What is needed to protect everyone and keep the promise of Universal Health coverage in the Eastern Mediterranean Region?

Advancing UHC and ensuring health security are two key Regional Strategic Priorities in the EMR Vision 2023 (32). Moving ahead requires building resilient health systems that are able to resist, absorb, accommodate and recover from external shocks in a timely and efficient manner (16). The ‘Turning Vision into Action’ paper (33) endorsed by the 66th Session of Eastern Mediterranean Regional Committee in 2019 identified the Strategic Directions to advance the complementary goals of UHC and Health Security. Prominent among those are: investing in health protection and promotion, evidence-informed policy-making (34), building effective information systems (35) and disease surveillance approaches, strengthening emergency preparedness and response, investing in health workforce and facilitating community engagement. Sustainability can only be ensured by institution building.

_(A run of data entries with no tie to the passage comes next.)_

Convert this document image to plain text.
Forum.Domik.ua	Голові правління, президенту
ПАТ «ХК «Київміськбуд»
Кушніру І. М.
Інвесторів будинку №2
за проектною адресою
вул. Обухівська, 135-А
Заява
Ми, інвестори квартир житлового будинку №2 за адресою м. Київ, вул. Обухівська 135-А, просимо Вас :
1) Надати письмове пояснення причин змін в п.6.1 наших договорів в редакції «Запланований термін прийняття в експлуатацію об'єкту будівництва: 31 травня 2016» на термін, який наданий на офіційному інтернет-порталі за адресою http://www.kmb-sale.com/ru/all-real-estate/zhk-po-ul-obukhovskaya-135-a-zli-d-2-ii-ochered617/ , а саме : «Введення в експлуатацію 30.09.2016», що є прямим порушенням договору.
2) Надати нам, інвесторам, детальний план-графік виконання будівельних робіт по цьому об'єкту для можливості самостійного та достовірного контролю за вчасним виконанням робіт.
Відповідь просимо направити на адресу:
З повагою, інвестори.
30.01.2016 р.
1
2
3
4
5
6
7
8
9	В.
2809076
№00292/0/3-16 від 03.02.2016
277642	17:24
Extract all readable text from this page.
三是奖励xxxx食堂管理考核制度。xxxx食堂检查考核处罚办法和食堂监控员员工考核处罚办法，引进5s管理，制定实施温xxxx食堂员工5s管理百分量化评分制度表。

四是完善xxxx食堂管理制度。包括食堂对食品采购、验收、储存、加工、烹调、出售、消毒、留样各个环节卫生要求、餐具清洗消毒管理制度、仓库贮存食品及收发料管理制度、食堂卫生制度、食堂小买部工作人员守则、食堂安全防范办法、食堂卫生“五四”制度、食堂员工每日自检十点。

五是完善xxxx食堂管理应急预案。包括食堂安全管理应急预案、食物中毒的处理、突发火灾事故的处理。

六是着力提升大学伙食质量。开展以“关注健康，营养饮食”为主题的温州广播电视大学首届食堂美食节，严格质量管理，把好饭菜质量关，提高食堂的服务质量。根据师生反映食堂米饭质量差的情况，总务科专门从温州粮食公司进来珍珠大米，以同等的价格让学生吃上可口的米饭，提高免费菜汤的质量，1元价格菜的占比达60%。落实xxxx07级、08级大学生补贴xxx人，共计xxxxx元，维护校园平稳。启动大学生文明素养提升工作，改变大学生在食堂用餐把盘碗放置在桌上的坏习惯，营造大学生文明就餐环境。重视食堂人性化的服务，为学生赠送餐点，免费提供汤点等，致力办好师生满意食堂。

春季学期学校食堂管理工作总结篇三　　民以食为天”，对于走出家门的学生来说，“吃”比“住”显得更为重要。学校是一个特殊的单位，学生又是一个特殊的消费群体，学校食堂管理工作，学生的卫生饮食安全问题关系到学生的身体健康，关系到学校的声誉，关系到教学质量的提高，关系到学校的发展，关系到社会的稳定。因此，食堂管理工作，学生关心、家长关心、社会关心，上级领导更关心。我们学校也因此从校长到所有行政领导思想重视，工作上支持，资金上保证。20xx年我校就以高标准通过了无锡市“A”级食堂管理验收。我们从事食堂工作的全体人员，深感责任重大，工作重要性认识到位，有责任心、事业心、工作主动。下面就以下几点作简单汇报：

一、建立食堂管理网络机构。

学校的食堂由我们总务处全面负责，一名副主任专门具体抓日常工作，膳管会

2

We have always known that diseases have no borders and that only collective efforts ensure the safety and security of all. A pandemic is not the time to stall investments in public health. Just the opposite. As we respond to COVID-19, countries must invest more and invest better in strong health systems to ‘Protect Everyone’ – during and after the pandemic. This should include the young and the old, men and women, citizens and residents, refugees, migrants and internally displaced people, etc. WHO together with all health and development partners shall continue to build and rebuild health systems to achieve UHC and Health Security, via technical cooperation, capacity building and experience sharing. ‘Health for All by All’ has been the regional motto since 2018. COVID-19 has underscored its relevance today more than ever.